31 maart 2020

De architect als uitvinder – méér dan een gebouw ontwerpen

10 maart gaf architect Gijs de Waal een lezing over zijn favoriete projecten op de Academie van Bouwkunst Groningen. De AvB Groningen organiseert regelmatig samen met de VBB lezingen. Deze zijn voor TRK (het Team Ruimtelijke Kwaliteit van Libau) altijd een mooie kans om inspiratie op te doen en voor informele ontmoetingen met vakgenoten.

De ongewone projecten die Gijs de Waal die avond liet zien zijn voornamelijk gestart tijdens de vorige crisis. Doordat de reguliere ontwikkelaars niets meer deden ontstond er ruimte voor experiment. Gijs durfde dit experiment maar al te graag aan en ging, vaak met een groep gelijkgezinden zoals o.a. studio Valkenier, op de meest moeilijke plekken aan de slag. Paviljoen BRET op het plein voor station Amsterdam Sloterdijk is wellicht de bekendste van zijn projecten. Het is tot stand gekomen midden in een gebied met kantoorgebouwen op een druk betonnen verkeersplein.

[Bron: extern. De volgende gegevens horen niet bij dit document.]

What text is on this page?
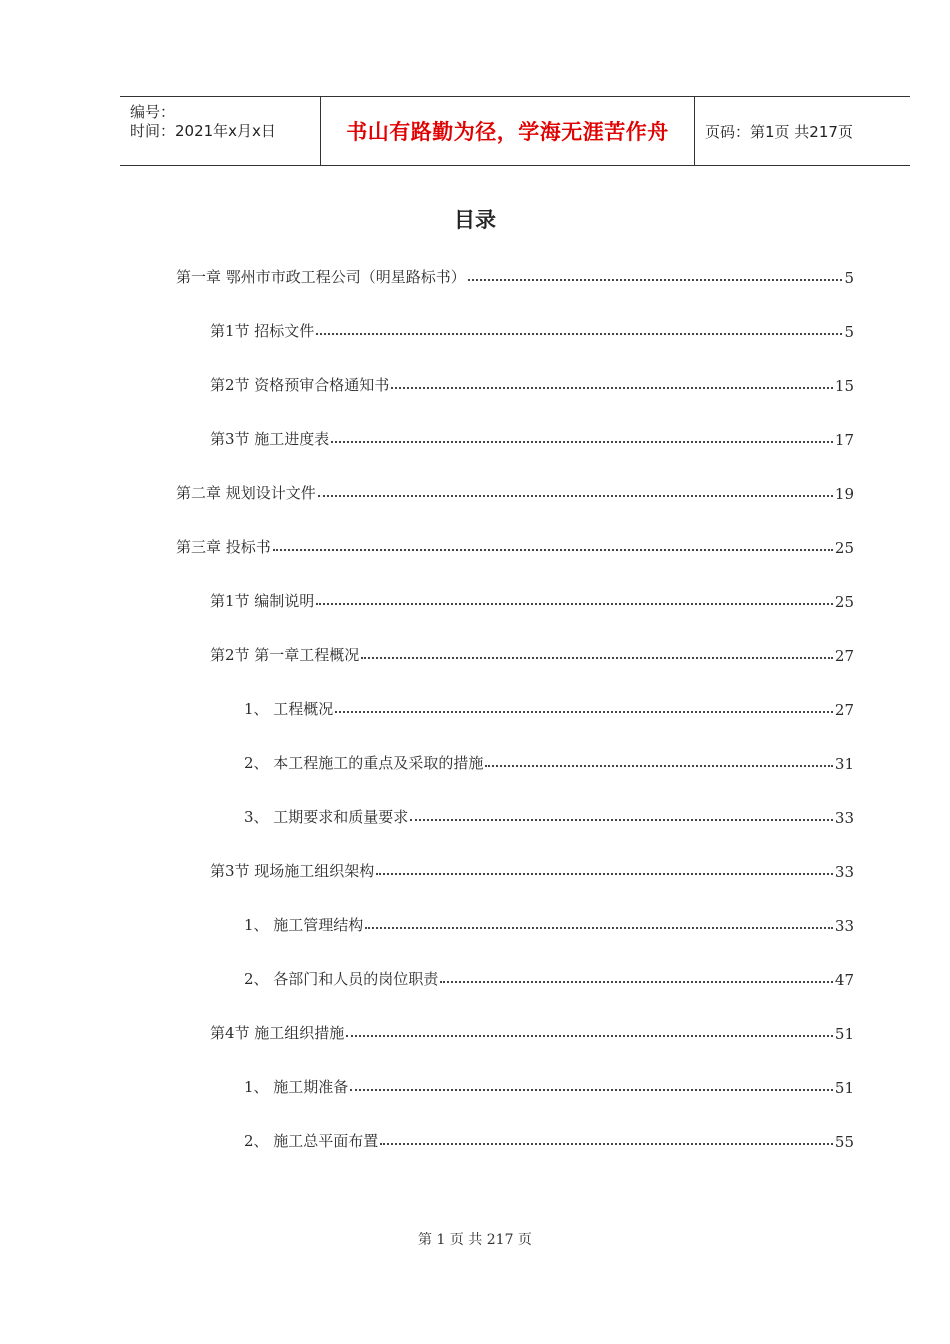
编号：
时间：2021年x月x日	书山有路勤为径，学海无涯苦作舟	页码：第1页 共217页
目录
第一章 鄂州市市政工程公司（明星路标书）	5
第1节 招标文件	5
第2节 资格预审合格通知书	15
第3节 施工进度表	17
第二章 规划设计文件	19
第三章 投标书	25
第1节 编制说明	25
第2节 第一章工程概况	27
1、 工程概况	27
2、 本工程施工的重点及采取的措施	31
3、 工期要求和质量要求	33
第3节 现场施工组织架构	33
1、 施工管理结构	33
2、 各部门和人员的岗位职责	47
第4节 施工组织措施	51
1、 施工期准备	51
2、 施工总平面布置	55
第 1 页 共 217 页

Wat Gijs heeft uitgevonden? Om te beginnen een andere manier om een gebouw gefinancierd te krijgen. Zijn gebouwen worden doorgaans voor horeca in combinatie met cultuur gebruikt . De eerste 10 jaar van de uitbaat vormen onderdeel van de begroting waardoor ook in de crisis de financiering geregeld kom worden.

De misschien opvallendste uitvinding die Gijs heeft gedaan is heel persoonlijk. Hij wordt immens blij van het bouwen op zich. Gijs neemt daarom zelf de rol van opdrachtgever, architect én bouwer (hoofdaannemer) in. Hierdoor kan hij anders omgaan met de kosten voor materiaal en arbeid. Zijn gebouwen zijn allemaal gemaakt van hergebruikte materialen, die zo mogelijk zonder kosten opgehaald worden.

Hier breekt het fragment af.